Brokeback Munich


I’ve still not seen many of the best, or most-hyped, movies of the year, but over the last couple of weeks I did manage to see both Brokeback Mountain and Munich. Both were very good, but I have a clear favorite between the two, and it’s a leading contender for my #1 movie of 2005.

It isn’t Brokeback Mountain. I liked the movie, it looks fantastic, like all Ang Lee films, and it’s well-written and structured. But I had two problems with it, one minor, one major. The minor problem is that there isn’t enough balance in the story of how the two marriages dissolve. One minute we see Jake Gyllenhaal finally triumph over his father-in-law, which prompts a loving smile from Anne Hathaway (not Shakespeare’s wife, but the girl from The PrIncess Diaries), the next minute, the two can’t hardly speak to each other and Gyllenhaal’s hitting on both a rancher and the rancher’s wife. It feels like something got cut out that we needed to see. The major problem is that I just didn’t buy the love story. And that’s really what the movie needs to deliver to rise above a simple message film, in order for it to do something more than just tell me things I already know. It’s not necessarily the actors, bother Gyllenhaal and Heath Ledger give excellent performances, it’s that there’s just a real lack of chemistry between the two. That, and the fact that I can’t understand why either character likes the other. I can understand it from just a physical attraction standpoint, but physical attraction isn’t enough to maintain a 20 year secret relationship. I didn’t really like either of the characters (I didn’t hate them either), but more importantly, I didn’t understand what they liked about each other. That could be the actor’s fault, it could be the script’s fault, or it could be the theatre’s fault, that I just couldn’t get into the movie with such a large, and noisy, audience. I’ll probably watch it again when it comes out on DVD though, we’ll see if my mind changes.

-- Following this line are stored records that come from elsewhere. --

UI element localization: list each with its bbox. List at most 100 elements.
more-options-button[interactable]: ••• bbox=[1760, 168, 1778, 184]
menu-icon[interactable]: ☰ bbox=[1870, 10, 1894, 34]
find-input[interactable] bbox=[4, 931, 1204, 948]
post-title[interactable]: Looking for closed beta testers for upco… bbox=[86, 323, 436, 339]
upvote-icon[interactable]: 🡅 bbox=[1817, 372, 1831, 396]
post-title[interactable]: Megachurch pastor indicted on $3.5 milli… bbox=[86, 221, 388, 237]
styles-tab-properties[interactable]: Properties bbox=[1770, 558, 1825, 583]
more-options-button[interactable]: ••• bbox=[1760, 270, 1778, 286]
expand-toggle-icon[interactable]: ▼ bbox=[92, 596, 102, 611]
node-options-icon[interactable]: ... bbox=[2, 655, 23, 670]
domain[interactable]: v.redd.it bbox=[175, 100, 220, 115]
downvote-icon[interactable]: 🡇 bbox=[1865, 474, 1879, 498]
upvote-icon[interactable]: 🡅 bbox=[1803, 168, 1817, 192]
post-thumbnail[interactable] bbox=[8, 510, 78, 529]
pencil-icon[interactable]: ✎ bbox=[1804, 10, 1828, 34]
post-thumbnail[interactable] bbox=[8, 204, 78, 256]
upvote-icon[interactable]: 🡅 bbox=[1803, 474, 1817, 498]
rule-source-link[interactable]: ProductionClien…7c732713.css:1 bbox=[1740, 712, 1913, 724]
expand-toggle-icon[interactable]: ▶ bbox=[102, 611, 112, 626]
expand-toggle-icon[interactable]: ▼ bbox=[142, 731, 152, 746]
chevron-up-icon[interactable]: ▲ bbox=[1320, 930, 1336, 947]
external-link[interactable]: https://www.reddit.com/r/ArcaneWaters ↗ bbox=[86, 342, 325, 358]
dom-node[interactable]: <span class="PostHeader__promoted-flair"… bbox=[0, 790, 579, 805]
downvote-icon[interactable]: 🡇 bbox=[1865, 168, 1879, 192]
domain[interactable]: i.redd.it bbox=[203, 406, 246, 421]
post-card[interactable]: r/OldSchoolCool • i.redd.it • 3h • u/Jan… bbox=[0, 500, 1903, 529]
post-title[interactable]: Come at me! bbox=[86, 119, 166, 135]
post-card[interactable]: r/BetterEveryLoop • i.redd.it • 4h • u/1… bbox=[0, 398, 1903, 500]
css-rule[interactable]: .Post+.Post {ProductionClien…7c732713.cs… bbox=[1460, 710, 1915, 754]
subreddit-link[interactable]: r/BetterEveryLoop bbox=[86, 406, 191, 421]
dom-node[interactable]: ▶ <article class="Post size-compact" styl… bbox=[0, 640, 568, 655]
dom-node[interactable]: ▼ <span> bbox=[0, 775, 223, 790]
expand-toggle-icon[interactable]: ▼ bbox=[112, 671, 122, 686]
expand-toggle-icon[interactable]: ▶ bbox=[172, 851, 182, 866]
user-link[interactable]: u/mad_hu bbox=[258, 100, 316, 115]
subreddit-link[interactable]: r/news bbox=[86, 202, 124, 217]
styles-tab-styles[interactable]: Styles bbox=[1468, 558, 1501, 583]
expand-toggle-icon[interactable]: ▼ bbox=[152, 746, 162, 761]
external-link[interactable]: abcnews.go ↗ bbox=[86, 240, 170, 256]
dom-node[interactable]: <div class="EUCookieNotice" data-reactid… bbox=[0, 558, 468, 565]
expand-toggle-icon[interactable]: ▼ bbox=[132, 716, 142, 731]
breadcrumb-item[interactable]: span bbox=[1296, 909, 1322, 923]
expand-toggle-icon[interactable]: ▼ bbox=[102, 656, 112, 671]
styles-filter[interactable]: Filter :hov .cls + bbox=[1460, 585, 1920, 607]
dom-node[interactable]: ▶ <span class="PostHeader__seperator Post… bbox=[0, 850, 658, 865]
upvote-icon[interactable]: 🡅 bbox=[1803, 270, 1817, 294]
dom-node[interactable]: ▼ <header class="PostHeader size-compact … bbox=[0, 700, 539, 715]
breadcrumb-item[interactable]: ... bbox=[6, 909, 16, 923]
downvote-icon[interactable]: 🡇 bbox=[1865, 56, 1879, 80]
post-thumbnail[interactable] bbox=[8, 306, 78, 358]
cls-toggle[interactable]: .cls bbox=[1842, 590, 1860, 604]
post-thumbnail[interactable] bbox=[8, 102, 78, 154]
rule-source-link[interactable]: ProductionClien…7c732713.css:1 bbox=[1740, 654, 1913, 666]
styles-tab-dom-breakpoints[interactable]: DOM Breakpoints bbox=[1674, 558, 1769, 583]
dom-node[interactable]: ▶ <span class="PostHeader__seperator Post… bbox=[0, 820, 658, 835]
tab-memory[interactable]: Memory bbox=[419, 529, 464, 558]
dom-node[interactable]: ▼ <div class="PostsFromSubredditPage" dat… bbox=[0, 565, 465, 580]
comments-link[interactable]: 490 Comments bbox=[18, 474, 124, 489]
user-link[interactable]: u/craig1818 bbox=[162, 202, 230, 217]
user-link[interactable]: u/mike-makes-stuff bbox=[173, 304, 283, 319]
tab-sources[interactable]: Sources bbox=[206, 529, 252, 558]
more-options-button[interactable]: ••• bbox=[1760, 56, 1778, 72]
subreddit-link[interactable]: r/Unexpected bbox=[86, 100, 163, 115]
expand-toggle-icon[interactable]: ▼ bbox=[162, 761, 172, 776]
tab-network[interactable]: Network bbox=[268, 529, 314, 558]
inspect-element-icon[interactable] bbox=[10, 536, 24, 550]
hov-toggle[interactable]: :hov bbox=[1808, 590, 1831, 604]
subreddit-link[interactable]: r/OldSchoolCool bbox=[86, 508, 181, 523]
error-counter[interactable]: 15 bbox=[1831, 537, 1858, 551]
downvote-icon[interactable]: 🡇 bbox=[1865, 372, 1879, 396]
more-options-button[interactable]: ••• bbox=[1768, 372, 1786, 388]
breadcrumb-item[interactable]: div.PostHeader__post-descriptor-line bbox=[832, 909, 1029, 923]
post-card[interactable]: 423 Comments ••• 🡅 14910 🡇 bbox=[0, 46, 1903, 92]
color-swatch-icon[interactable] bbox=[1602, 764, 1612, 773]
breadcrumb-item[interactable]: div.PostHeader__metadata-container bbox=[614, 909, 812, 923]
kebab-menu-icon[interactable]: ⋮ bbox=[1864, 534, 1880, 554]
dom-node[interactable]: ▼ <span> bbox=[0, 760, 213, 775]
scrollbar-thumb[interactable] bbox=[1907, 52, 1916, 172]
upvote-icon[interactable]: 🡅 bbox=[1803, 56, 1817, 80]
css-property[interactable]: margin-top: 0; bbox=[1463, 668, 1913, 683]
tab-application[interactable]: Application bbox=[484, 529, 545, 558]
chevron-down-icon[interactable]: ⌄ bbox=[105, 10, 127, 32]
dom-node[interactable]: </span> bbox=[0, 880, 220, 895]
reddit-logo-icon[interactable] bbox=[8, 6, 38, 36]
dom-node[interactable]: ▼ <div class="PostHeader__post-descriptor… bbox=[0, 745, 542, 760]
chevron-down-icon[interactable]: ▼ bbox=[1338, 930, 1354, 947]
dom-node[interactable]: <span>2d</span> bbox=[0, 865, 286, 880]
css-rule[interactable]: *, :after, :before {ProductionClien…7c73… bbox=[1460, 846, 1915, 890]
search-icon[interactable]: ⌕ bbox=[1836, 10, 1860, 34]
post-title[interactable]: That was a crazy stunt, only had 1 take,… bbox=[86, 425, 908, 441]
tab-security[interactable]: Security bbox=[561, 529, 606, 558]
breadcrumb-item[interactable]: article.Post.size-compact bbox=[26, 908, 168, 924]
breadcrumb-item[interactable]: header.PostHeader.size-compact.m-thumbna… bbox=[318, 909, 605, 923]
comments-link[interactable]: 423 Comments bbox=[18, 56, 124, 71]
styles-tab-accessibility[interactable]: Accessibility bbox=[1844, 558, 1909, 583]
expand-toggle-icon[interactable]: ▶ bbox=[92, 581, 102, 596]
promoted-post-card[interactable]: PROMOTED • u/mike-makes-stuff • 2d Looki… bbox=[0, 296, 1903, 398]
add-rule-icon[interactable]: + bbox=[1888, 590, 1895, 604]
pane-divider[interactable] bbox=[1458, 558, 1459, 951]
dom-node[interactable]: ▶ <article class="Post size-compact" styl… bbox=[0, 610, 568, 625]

Munich I liked a lot. It works very well as a thriller, including one scene that’s textbook Hitchcockian suspense. But it also plays upon those thriller conventions to force the audience to think about violence and revenge and terrorism and war. It’s surprisingly mature for a Spielberg film, one where he does not seem o know the answers to the questions his film poses, unlike, well, every single other Spielberg film. That’s what makes it so different from a Saving Private Ryan. SPR tells you what to think and feel with every frame, Munich raises issues, allows both sides to argue reasonably and leaves the conclusion making to the audience. Eric Bana gives one of my very favorite performances of the year, and the rest of the cast (Geoffrey Rush, Daniel Craig, Ciarán Hinds (Julius Caesar on “Rome” and Mathieu Kassovitz (who was in Amélie) is very good as well.

This film is getting buried by the Brokeback Mountain hype. Which is what you’d expect. Spielberg’s own Saving Private Ryan did the same thing to The Thin Red Line a few years ago. Hype machines like movies that don’t make you think. The subtle Crouching Tiger lost to the noisy Gladiator. The subtle Thin Red Line lost to the noisy SPR. The subtle Munich will lose to the noisy BBM. Karma.